By Phyllis Zorn, Staff Writer
Enid News and Eagle
ENID, Okla. —
The first event leading up to the 2013 Roberts Ranch Smokin’ Red Dirt BBQ was the Kansas City Barbeque Society certified BBQ judging class Saturday on the campus of Northern Oklahoma College Enid.
Merl Whitebook, KCBS certified master judge, and his wife, Carol Whitebook, came from Bartlesville to teach the class to the 29 would-be judges who enrolled for it.
Enid Noon AMBUCS members prepared the meat class members would sample and judge during the class. AMBUCS members Dalen McVay, Drew Ewbank and Rob Bullis set up the grills outside Gantz Student Center at 10 p.m. Friday.
“We cook a lot with the members of the club,” McVay said.

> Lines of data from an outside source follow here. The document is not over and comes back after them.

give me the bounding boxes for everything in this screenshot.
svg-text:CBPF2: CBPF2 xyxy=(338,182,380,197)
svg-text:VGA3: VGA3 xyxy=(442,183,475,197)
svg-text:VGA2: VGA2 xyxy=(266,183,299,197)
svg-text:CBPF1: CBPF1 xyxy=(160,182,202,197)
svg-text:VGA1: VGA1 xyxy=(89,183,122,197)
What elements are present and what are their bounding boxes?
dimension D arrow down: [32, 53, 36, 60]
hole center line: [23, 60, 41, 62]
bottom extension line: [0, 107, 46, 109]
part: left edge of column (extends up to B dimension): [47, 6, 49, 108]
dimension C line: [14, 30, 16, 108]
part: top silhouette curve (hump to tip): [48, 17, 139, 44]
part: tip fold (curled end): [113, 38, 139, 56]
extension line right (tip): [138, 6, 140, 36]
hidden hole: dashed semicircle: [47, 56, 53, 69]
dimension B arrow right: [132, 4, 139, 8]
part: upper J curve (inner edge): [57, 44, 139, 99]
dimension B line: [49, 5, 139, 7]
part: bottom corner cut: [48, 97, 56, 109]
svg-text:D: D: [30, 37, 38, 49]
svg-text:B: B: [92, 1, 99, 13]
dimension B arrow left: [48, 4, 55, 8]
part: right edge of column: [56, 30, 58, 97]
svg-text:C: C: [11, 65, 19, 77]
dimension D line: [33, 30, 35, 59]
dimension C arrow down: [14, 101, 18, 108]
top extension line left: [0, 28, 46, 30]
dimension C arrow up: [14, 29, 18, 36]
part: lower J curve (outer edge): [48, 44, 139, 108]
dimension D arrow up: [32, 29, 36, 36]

During class, Whitebook told participants everything they need to know about how to judge barbecue for a KCBS-sanctioned contest. Everything must be up to par, including how the meat is presented.
“Sauce is optional,” Whitebook said. “If sauce is added, it must be applied directly to the meat. It cannot be pooled or puddled in the container.”
He explained that if the sauce runs down from the meat and puddles in the container, that is not a mark against the score.
“Each contestant must submit a minimum of six portions of meat in an approved container,” Whitebook said.
He pointed out the meat should be proportional to the box, neither six tiny pieces of meat nor an overstuffed box.
During contests, care is taken to ensure the anonymity of the cooks, Whitebook said.
“I will not tell you whose boxes you have,” Whitebook said.
He added the society has a rule against judges fraternizing with cooks.
“You have to stay out of the cooking area, or you have to just not look?” one class member asked.
“You have to stay out,” Whitebook answered. “Sometimes you have to walk through a portion of it, but if it’s possible, just stay away.”
Once class members are certified as judges, they can look up upcoming barbecue contests and contact the sponsors to offer their services as judges.
It takes 86 to 90 folks — anywhere up to 100 — to judge the Smokin’ Red Dirt BBQ,” said Lynn Benkendorf, marketing coordinator for Eagle Marketing.
Eagle Marketing is a co-sponsor of the Smokin’ Red Dirt BBQ. There will be $13,000 in prize money up for grabs at this year’s event, slated April 19-20.
The two-day event will feature not only great food, but also music, art and other fun events for children and adults.